RSUD Syarif Idrus akan dilengkapi berbagai peralatan medis modern, seperti CT scan, cath lab, USG ekokardiografi, layanan pemasangan ring jantung, laboratorium patologi anatomi, mamografi, kemoterapi, serta fasilitas hemodialisa bagi pasien gagal ginjal.

Menkes menegaskan bahwa layanan spesialis sengaja dihadirkan lebih dekat dengan masyarakat agar pasien tidak perlu dirujuk ke rumah sakit di ibu kota provinsi.

Rumah sakit ini ditargetkan mulai beroperasi secara optimal pada Juni 2026, dengan pengadaan alat kesehatan pada Maret 2026.

Sementara itu, Gubernur Ria Norsan menyampaikan harapannya agar pembangunan rumah sakit modern seperti di Kubu Raya dapat diperluas ke wilayah lain, khususnya Kabupaten Sintang, sebagai pusat layanan bagi masyarakat perhuluan.

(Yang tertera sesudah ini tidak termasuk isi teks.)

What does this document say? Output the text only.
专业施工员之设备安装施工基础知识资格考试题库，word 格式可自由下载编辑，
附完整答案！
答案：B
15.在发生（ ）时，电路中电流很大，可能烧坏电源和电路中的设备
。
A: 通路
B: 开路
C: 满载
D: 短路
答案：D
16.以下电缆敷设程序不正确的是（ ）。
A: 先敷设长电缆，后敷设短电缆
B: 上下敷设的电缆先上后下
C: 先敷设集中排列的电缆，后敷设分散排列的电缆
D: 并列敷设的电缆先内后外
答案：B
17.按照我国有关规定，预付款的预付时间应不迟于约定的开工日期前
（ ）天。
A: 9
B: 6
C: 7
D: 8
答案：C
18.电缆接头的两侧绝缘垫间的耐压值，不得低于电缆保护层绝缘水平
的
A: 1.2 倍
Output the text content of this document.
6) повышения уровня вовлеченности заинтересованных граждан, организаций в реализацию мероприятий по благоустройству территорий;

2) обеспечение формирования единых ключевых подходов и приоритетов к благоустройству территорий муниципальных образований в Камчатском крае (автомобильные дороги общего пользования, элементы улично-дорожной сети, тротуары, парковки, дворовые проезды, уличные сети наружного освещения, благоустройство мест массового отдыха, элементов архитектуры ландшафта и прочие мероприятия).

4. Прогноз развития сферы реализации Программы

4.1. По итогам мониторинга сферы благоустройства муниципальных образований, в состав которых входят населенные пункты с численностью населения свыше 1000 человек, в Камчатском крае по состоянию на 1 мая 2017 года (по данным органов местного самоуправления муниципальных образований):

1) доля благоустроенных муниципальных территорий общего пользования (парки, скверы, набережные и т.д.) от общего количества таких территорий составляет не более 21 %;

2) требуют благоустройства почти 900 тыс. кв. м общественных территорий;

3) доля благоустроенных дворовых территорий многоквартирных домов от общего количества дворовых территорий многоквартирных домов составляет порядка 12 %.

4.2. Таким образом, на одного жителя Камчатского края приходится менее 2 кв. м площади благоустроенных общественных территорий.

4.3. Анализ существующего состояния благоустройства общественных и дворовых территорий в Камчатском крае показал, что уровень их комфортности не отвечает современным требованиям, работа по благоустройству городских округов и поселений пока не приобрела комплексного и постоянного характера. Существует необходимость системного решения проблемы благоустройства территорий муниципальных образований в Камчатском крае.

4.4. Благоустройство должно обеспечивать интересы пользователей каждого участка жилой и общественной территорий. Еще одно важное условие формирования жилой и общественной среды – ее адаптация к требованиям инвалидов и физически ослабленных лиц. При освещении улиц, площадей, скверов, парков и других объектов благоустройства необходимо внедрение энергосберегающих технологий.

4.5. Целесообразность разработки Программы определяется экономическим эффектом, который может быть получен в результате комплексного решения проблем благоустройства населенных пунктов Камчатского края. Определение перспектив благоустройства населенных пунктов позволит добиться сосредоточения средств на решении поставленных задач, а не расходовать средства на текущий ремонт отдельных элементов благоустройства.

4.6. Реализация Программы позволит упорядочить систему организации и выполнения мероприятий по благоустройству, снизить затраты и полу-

Menurutnya, keberadaan fasilitas kesehatan lengkap di wilayah timur Kalimantan Barat akan sangat membantu masyarakat agar tidak perlu menempuh perjalanan jauh ke Pontianak.

Dengan hadirnya RSUD modern ini, pemerintah berharap sistem rujukan yang panjang dapat dipangkas sehingga masyarakat, termasuk di daerah terpencil, dapat memperoleh layanan kesehatan yang lebih cepat, merata, dan berkualitas.